The octave of the first sonnet enumerates natural phenomena such as lightning, meteors, and viruses, and uses the Barthian notion as the turn in the sonnet: “Into this random rightness comes the prayer.” Jarman seems to challenge the notion by suggesting that the prayer is only interested in its answer and “twists time in a knot until it gets it.”

The utter disregard for the larger picture that seems to be figured in this preoccupation with answer is portrayed in the poem that follows. There’s a knock at the door but the man of the house is in the bath. The knock continues and accelerates causing the man to go see “what’s the matter.” The metaphorical suggestion is that if a demand is expressed loudly and insistently enough, it will get an answer.

The third poem in the sequence spins off the traditional supplication for life and daily bread. The speaker suggests that whatever comes is assumed by the supplicant to be the answer. The turn of the poem questions what the proper request could possibly be. If it is for God’s return, then the request is really invoking the end of time. In the last poem of the sequence, the supplicant acknowledges that prayer is basically man trying to make up or imagine God. As a kind of example, the narrator suggests that he is going to make up a God “immanent as snow.” In the turn of the sonnet, this snow God is addressed directly with a request that he reveal himself “as dangerous as it is beautiful.”

The sequence does what a single poem could not do. It explores the logic of the proposition of prayer and the imaginative dimension that it expects, and while it does not reject prayer per se, it does debunk the easy notions of the reality of man influencing God and argues for understanding that at best it can be merely a channel for understanding what is rather than arguing a whimsical what might be.

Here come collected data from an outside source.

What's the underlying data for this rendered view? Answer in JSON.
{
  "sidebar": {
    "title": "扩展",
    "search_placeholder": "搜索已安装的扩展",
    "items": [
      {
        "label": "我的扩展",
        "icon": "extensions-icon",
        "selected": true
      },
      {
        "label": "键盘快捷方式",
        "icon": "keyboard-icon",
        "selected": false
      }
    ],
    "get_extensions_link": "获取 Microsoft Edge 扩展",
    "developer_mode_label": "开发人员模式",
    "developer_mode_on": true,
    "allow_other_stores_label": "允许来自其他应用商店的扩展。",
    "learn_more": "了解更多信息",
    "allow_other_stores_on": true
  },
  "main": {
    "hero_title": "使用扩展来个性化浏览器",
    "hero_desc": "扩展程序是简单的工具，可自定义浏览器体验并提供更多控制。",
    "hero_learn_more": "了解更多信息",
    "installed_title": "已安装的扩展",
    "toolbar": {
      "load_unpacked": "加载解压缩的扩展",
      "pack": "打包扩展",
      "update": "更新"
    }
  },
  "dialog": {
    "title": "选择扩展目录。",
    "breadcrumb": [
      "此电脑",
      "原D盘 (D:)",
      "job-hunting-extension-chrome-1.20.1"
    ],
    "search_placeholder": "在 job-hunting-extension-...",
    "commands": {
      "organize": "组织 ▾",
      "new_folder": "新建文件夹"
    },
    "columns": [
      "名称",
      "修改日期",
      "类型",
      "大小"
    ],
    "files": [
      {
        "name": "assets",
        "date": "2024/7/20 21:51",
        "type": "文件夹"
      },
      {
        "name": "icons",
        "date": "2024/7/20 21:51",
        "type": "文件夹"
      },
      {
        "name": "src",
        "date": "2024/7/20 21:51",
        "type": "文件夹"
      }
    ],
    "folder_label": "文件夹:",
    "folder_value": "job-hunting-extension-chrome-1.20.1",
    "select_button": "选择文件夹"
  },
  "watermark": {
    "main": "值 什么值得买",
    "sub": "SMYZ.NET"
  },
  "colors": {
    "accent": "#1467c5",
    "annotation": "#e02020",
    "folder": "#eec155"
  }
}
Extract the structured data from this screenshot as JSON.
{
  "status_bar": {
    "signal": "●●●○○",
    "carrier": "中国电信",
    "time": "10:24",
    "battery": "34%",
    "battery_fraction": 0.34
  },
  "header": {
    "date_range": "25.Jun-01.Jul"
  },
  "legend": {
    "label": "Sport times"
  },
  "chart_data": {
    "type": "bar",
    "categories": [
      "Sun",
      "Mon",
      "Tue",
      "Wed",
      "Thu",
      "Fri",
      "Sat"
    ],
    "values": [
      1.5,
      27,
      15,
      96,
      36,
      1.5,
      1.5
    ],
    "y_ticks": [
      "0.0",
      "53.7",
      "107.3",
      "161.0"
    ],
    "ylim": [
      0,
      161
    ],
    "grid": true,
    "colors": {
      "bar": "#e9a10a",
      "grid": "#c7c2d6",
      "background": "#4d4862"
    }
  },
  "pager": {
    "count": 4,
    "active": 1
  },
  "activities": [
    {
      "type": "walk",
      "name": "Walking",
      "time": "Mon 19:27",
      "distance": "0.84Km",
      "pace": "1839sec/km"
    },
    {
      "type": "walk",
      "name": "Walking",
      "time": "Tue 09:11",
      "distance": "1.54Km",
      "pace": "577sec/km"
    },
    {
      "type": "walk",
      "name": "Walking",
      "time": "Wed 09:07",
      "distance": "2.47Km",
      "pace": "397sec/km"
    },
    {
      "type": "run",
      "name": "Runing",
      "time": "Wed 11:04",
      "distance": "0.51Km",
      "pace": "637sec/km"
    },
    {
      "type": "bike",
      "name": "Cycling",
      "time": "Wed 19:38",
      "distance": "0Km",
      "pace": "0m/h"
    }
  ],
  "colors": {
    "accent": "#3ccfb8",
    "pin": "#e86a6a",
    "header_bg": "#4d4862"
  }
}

Sonnet 9 continues this debate on the problem of man communicating with God in its insistence that “someone is always praying as the plane/ breaks up.” The octave delineates the possible prayers before the crash, and the sestet answers with the crash and the ominous reality that “prayer/ struck . . . the rockhard, rippled face of facelessness.” The audacity of man communicating with God as though he were man seems to be an underlying problem. If the sonnets do anything, they argue for man to come to terms with the “facelessness” of God.

Sonnet 11 pictures a boy being influenced by a gang member to rob a convenience store in the octave. The sestet answers by forcing the gaze back on the gang member and suggests that the reader look inside the nylon stocking pulled over the head for the “sacred face inside that face.” The search for the sacred, the understanding of the sacred as sacred rather than a man’s version of sacred, is central to these sonnets.